Unsur kuat (geo-politik dan ekonomi) dari pihak kedua ini jelas China.
China, menurut penulis, akan menjadi satu-satunya kekuatan yang mampu melakukan mediasi terkait krisis Ukraina, benar-benar bernegosiasi antara AS dan Rusia (yang merupakan dua pesaing strategis krisis ini). Kemampuan Erdogan untuk bernegosiasi terbatas dan pada dasarnya "Sultan" tampaknya mengeksploitasi peran arbitrasenya hanya untuk mendapatkan lampu hijau sekarang dari Washington sekarang dari Moskow untuk mengejar tujuan geopolitik eksklusif Turki dalam perspektif visi neo-Ottomannya.

Mungkin, jika seseorang mencoba mendapatkan bantuan dari China untuk solusi krisis Ukraina, itu bukan saat yang paling tepat untuk melambaikan "kain merah" klasik tentang Taiwan. Apalagi saat ini hubungan antara AS dan Cina tampaknya telah mencapai titik terendah sejak, hampir lima puluh tahun yang lalu, dengan Nixon ada pengakuan dari Republik Rakyat Cina..
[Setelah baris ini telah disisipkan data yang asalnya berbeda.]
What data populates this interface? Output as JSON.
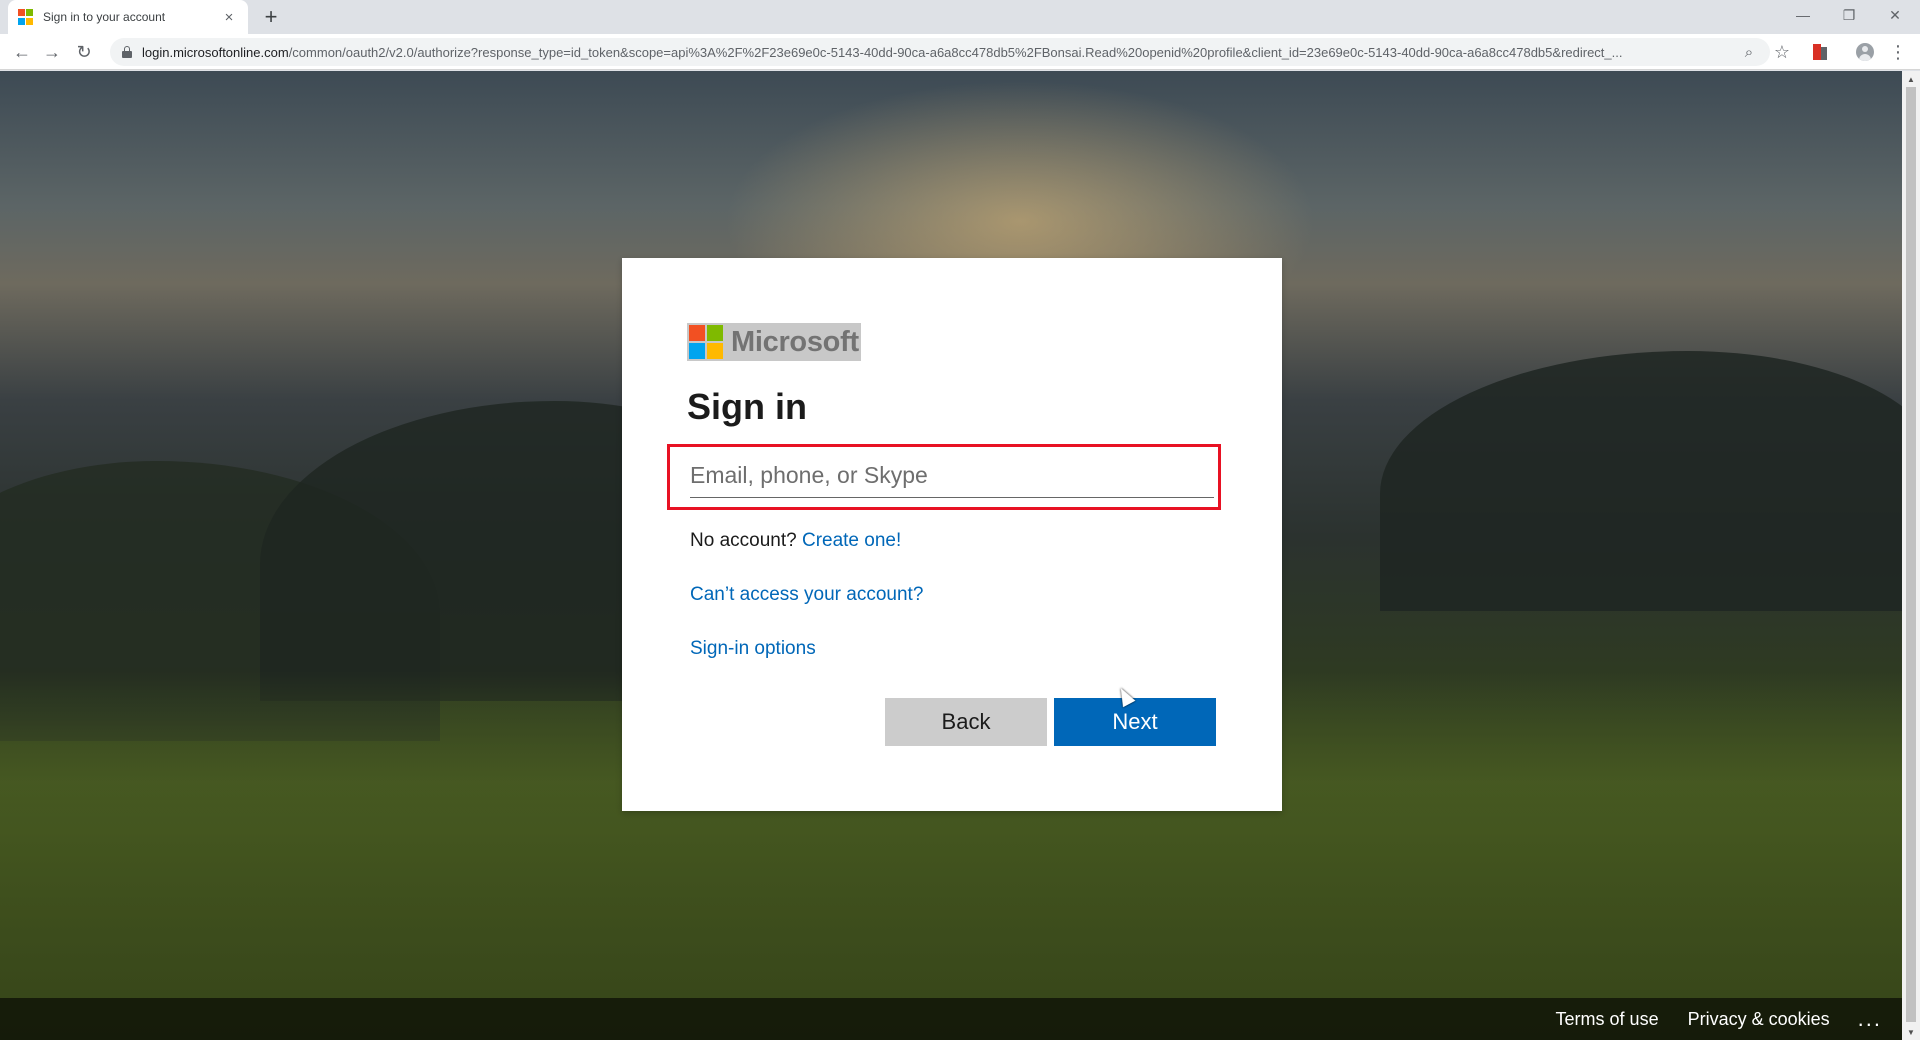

Terutama sejak Xi-Jingping, yang terkenal bertujuan untuk masa jabatan ketiganya sebagai sekretaris jenderal dan bahkan untuk diproklamirkan sebagai "pemimpin rakyat" (Kongres XX Partai Komunis Tiongkok harus memberinya lampu hijau tentang ini di musim gugur berikutnya), tidak mampu menunjukkan dirinya lemah pada saat ini dan kemungkinan akan dibujuk untuk mengadopsi reaksi yang jauh lebih kuat daripada yang akan diprovokasi oleh perjalanan Pelosi di waktu lain.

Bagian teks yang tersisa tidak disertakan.